Aqua Chatauqua returning to Dunton Locks Thursday

Last August, a group of about a half dozen conservation and education-minded groups from the lakes area joined forces to host the first Detroit Lakes Aqua Chatauqua at Dunton Locks County Park.

Members of the Big Stone County 4-H Aquatic Robotics team explained to a 2018 Aqua Chautauqua visitor how their underwater robot, the SeaPerch, operates underwater to detect aquatic invasive species and other bits of water quality information. The team will be returning for the 2019 Aqua Chatauqua this Thursday, Aug. 15. (Vicki Gerdes / Tribune)

Members of the Big Stone County 4-H Aquatic Robotics team explained to a 2018 Aqua Chautauqua visitor how their underwater robot, the SeaPerch, operates underwater to detect aquatic invasive species and other bits of water quality information. The team will be returning for the 2019 Aqua Chatauqua this Thursday, Aug. 15. (Vicki Gerdes / Tribune)

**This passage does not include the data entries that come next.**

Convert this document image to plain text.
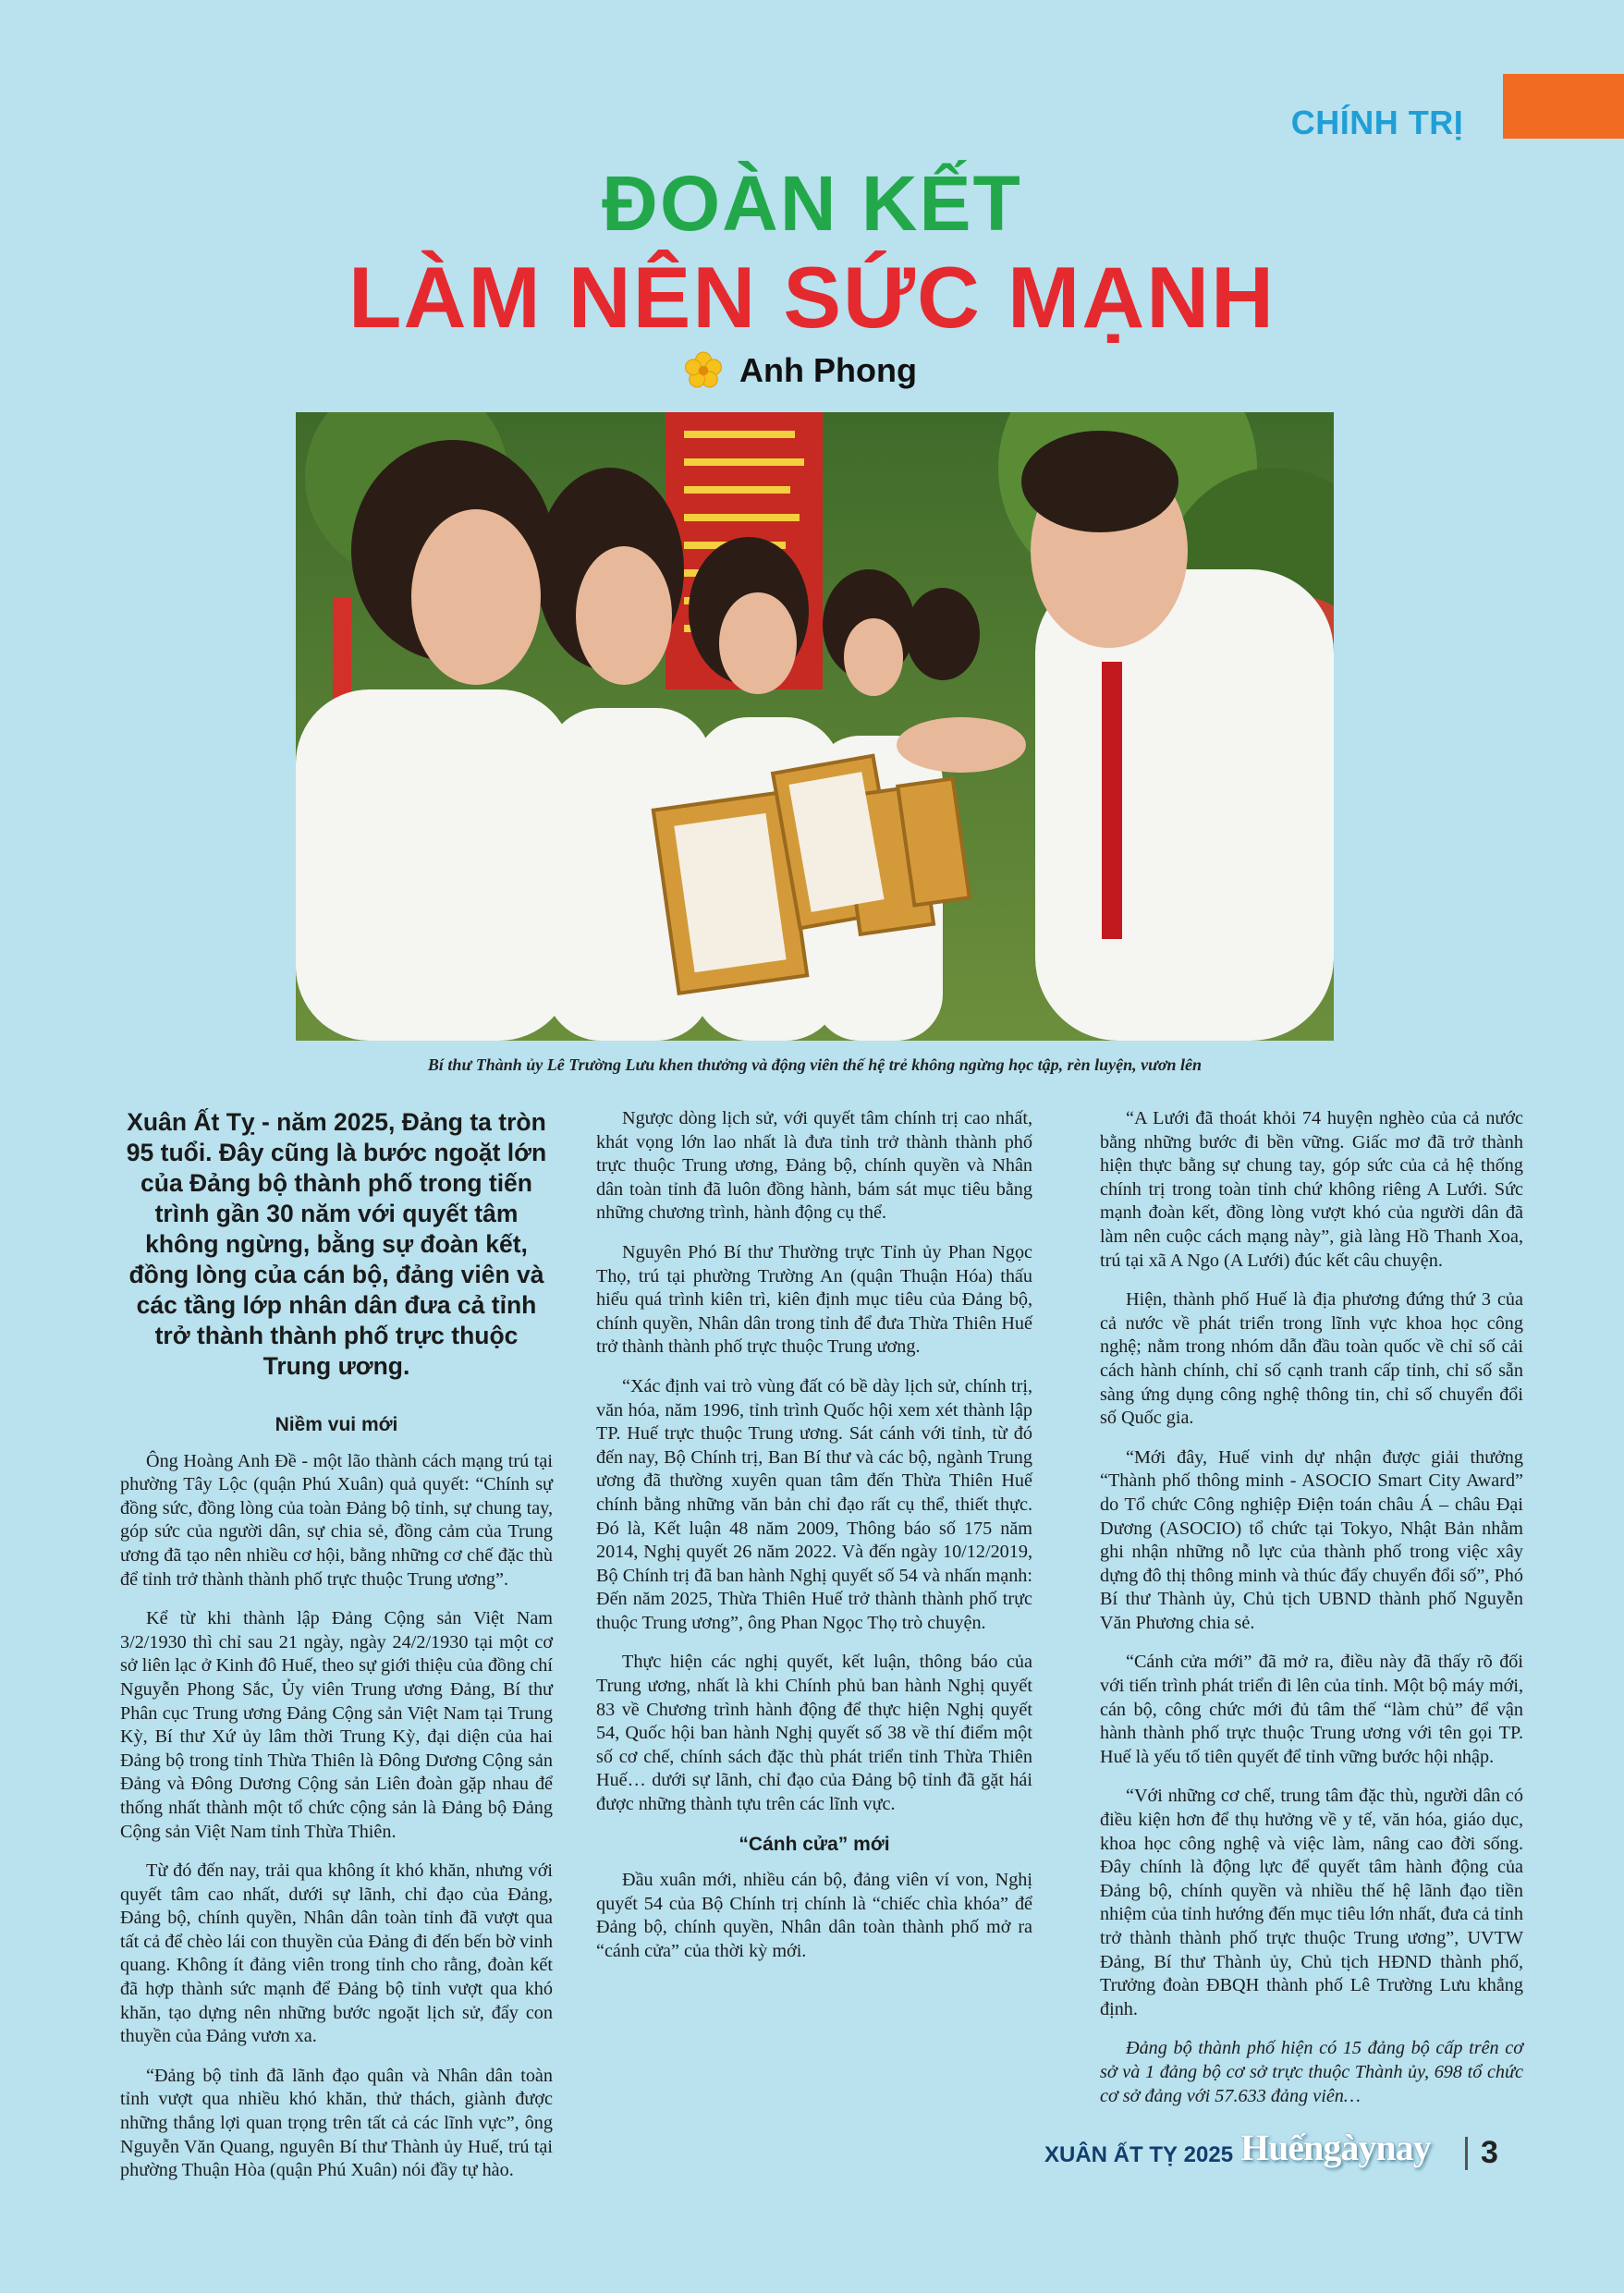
CHÍNH TRỊ
ĐOÀN KẾT
LÀM NÊN SỨC MẠNH
Anh Phong
Bí thư Thành ủy Lê Trường Lưu khen thưởng và động viên thế hệ trẻ không ngừng học tập, rèn luyện, vươn lên
Xuân Ất Tỵ - năm 2025, Đảng ta tròn 95 tuổi. Đây cũng là bước ngoặt lớn của Đảng bộ thành phố trong tiến trình gần 30 năm với quyết tâm không ngừng, bằng sự đoàn kết, đồng lòng của cán bộ, đảng viên và các tầng lớp nhân dân đưa cả tỉnh trở thành thành phố trực thuộc Trung ương.
Niềm vui mới

Ông Hoàng Anh Đề - một lão thành cách mạng trú tại phường Tây Lộc (quận Phú Xuân) quả quyết: “Chính sự đồng sức, đồng lòng của toàn Đảng bộ tỉnh, sự chung tay, góp sức của người dân, sự chia sẻ, đồng cảm của Trung ương đã tạo nên nhiều cơ hội, bằng những cơ chế đặc thù để tỉnh trở thành thành phố trực thuộc Trung ương”.

Kể từ khi thành lập Đảng Cộng sản Việt Nam 3/2/1930 thì chỉ sau 21 ngày, ngày 24/2/1930 tại một cơ sở liên lạc ở Kinh đô Huế, theo sự giới thiệu của đồng chí Nguyễn Phong Sắc, Ủy viên Trung ương Đảng, Bí thư Phân cục Trung ương Đảng Cộng sản Việt Nam tại Trung Kỳ, Bí thư Xứ ủy lâm thời Trung Kỳ, đại diện của hai Đảng bộ trong tỉnh Thừa Thiên là Đông Dương Cộng sản Đảng và Đông Dương Cộng sản Liên đoàn gặp nhau để thống nhất thành một tổ chức cộng sản là Đảng bộ Đảng Cộng sản Việt Nam tỉnh Thừa Thiên.

Từ đó đến nay, trải qua không ít khó khăn, nhưng với quyết tâm cao nhất, dưới sự lãnh, chỉ đạo của Đảng, Đảng bộ, chính quyền, Nhân dân toàn tỉnh đã vượt qua tất cả để chèo lái con thuyền của Đảng đi đến bến bờ vinh quang. Không ít đảng viên trong tỉnh cho rằng, đoàn kết đã hợp thành sức mạnh để Đảng bộ tỉnh vượt qua khó khăn, tạo dựng nên những bước ngoặt lịch sử, đẩy con thuyền của Đảng vươn xa.

“Đảng bộ tỉnh đã lãnh đạo quân và Nhân dân toàn tỉnh vượt qua nhiều khó khăn, thử thách, giành được những thắng lợi quan trọng trên tất cả các lĩnh vực”, ông Nguyễn Văn Quang, nguyên Bí thư Thành ủy Huế, trú tại phường Thuận Hòa (quận Phú Xuân) nói đầy tự hào.

Ngược dòng lịch sử, với quyết tâm chính trị cao nhất, khát vọng lớn lao nhất là đưa tỉnh trở thành thành phố trực thuộc Trung ương, Đảng bộ, chính quyền và Nhân dân toàn tỉnh đã luôn đồng hành, bám sát mục tiêu bằng những chương trình, hành động cụ thể.

Nguyên Phó Bí thư Thường trực Tỉnh ủy Phan Ngọc Thọ, trú tại phường Trường An (quận Thuận Hóa) thấu hiểu quá trình kiên trì, kiên định mục tiêu của Đảng bộ, chính quyền, Nhân dân trong tỉnh để đưa Thừa Thiên Huế trở thành thành phố trực thuộc Trung ương.

“Xác định vai trò vùng đất có bề dày lịch sử, chính trị, văn hóa, năm 1996, tỉnh trình Quốc hội xem xét thành lập TP. Huế trực thuộc Trung ương. Sát cánh với tỉnh, từ đó đến nay, Bộ Chính trị, Ban Bí thư và các bộ, ngành Trung ương đã thường xuyên quan tâm đến Thừa Thiên Huế chính bằng những văn bản chỉ đạo rất cụ thể, thiết thực. Đó là, Kết luận 48 năm 2009, Thông báo số 175 năm 2014, Nghị quyết 26 năm 2022. Và đến ngày 10/12/2019, Bộ Chính trị đã ban hành Nghị quyết số 54 và nhấn mạnh: Đến năm 2025, Thừa Thiên Huế trở thành thành phố trực thuộc Trung ương”, ông Phan Ngọc Thọ trò chuyện.

Thực hiện các nghị quyết, kết luận, thông báo của Trung ương, nhất là khi Chính phủ ban hành Nghị quyết 83 về Chương trình hành động để thực hiện Nghị quyết 54, Quốc hội ban hành Nghị quyết số 38 về thí điểm một số cơ chế, chính sách đặc thù phát triển tỉnh Thừa Thiên Huế… dưới sự lãnh, chỉ đạo của Đảng bộ tỉnh đã gặt hái được những thành tựu trên các lĩnh vực.

“Cánh cửa” mới

Đầu xuân mới, nhiều cán bộ, đảng viên ví von, Nghị quyết 54 của Bộ Chính trị chính là “chiếc chìa khóa” để Đảng bộ, chính quyền, Nhân dân toàn thành phố mở ra “cánh cửa” của thời kỳ mới.

“A Lưới đã thoát khỏi 74 huyện nghèo của cả nước bằng những bước đi bền vững. Giấc mơ đã trở thành hiện thực bằng sự chung tay, góp sức của cả hệ thống chính trị trong toàn tỉnh chứ không riêng A Lưới. Sức mạnh đoàn kết, đồng lòng vượt khó của người dân đã làm nên cuộc cách mạng này”, già làng Hồ Thanh Xoa, trú tại xã A Ngo (A Lưới) đúc kết câu chuyện.

Hiện, thành phố Huế là địa phương đứng thứ 3 của cả nước về phát triển trong lĩnh vực khoa học công nghệ; nằm trong nhóm dẫn đầu toàn quốc về chỉ số cải cách hành chính, chỉ số cạnh tranh cấp tỉnh, chỉ số sẵn sàng ứng dụng công nghệ thông tin, chỉ số chuyển đổi số Quốc gia.

“Mới đây, Huế vinh dự nhận được giải thưởng “Thành phố thông minh - ASOCIO Smart City Award” do Tổ chức Công nghiệp Điện toán châu Á – châu Đại Dương (ASOCIO) tổ chức tại Tokyo, Nhật Bản nhằm ghi nhận những nỗ lực của thành phố trong việc xây dựng đô thị thông minh và thúc đẩy chuyển đổi số”, Phó Bí thư Thành ủy, Chủ tịch UBND thành phố Nguyễn Văn Phương chia sẻ.

“Cánh cửa mới” đã mở ra, điều này đã thấy rõ đối với tiến trình phát triển đi lên của tỉnh. Một bộ máy mới, cán bộ, công chức mới đủ tâm thế “làm chủ” để vận hành thành phố trực thuộc Trung ương với tên gọi TP. Huế là yếu tố tiên quyết để tỉnh vững bước hội nhập.

“Với những cơ chế, trung tâm đặc thù, người dân có điều kiện hơn để thụ hưởng về y tế, văn hóa, giáo dục, khoa học công nghệ và việc làm, nâng cao đời sống. Đây chính là động lực để quyết tâm hành động của Đảng bộ, chính quyền và nhiều thế hệ lãnh đạo tiền nhiệm của tỉnh hướng đến mục tiêu lớn nhất, đưa cả tỉnh trở thành thành phố trực thuộc Trung ương”, UVTW Đảng, Bí thư Thành ủy, Chủ tịch HĐND thành phố, Trưởng đoàn ĐBQH thành phố Lê Trường Lưu khẳng định.

Đảng bộ thành phố hiện có 15 đảng bộ cấp trên cơ sở và 1 đảng bộ cơ sở trực thuộc Thành ủy, 698 tổ chức cơ sở đảng với 57.633 đảng viên…

XUÂN ẤT TỴ 2025 Huếngàynay 3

The water-themed festival returns to Dunton Locks Thursday, Aug. 15, from 5 to 8 p.m.

Volunteers from the University of Minnesota Extension Water Resources Center, Pelican River Watershed District, Becker County Museum, Becker County 4-H, Becker County Environmental Services, Minnesota Department of Natural Resources (DNR), Minnesota Pollution Control Agency (MPCA), Becker and East Otter Tail County Soil and Water Conservation Districts (SWCDs), PartnerSHIP 4 Health, Detroit Lakes Public Library and Becker County Sheriff's Department Dive & Rescue Team will be hosting 22 different fun and educational learning stations during the event.

"It's all about water — all aspects of water," said UM Extension educator Karen Terry, from science and technology to its history and all the different recreational activities that take place on the water. "This year our focus will once again be on the Otter Tail River Watershed."

Some of the more unique learning stations include a "tailgate aquarium" provided by the DNR, which includes live fish; an art activity hosted by Becker County 4-H that focuses on learning how to create "gyotaku," a form of Japanese art that involves the use of either real or rubber fish; and a history exhibit from the Becker County Museum that focuses on "Fishin' Memories."

Other activities include learning about shoreland restoration and protection as well as how to use tools for measuring water clarity; identifying various types of macroinvertebrates (i.e., water bugs) and aquatic invasive species (AIS); and a demonstration by the 4-H Aquatic Robotics team from Big Stone County, who were also at last year's festival, teaching attendees about how they build and use small robots for use underwater, to map out the locations and infestation levels of various types of AIS in local water bodies.

"Some of our stations were here last year, and some are entirely new," Terry said.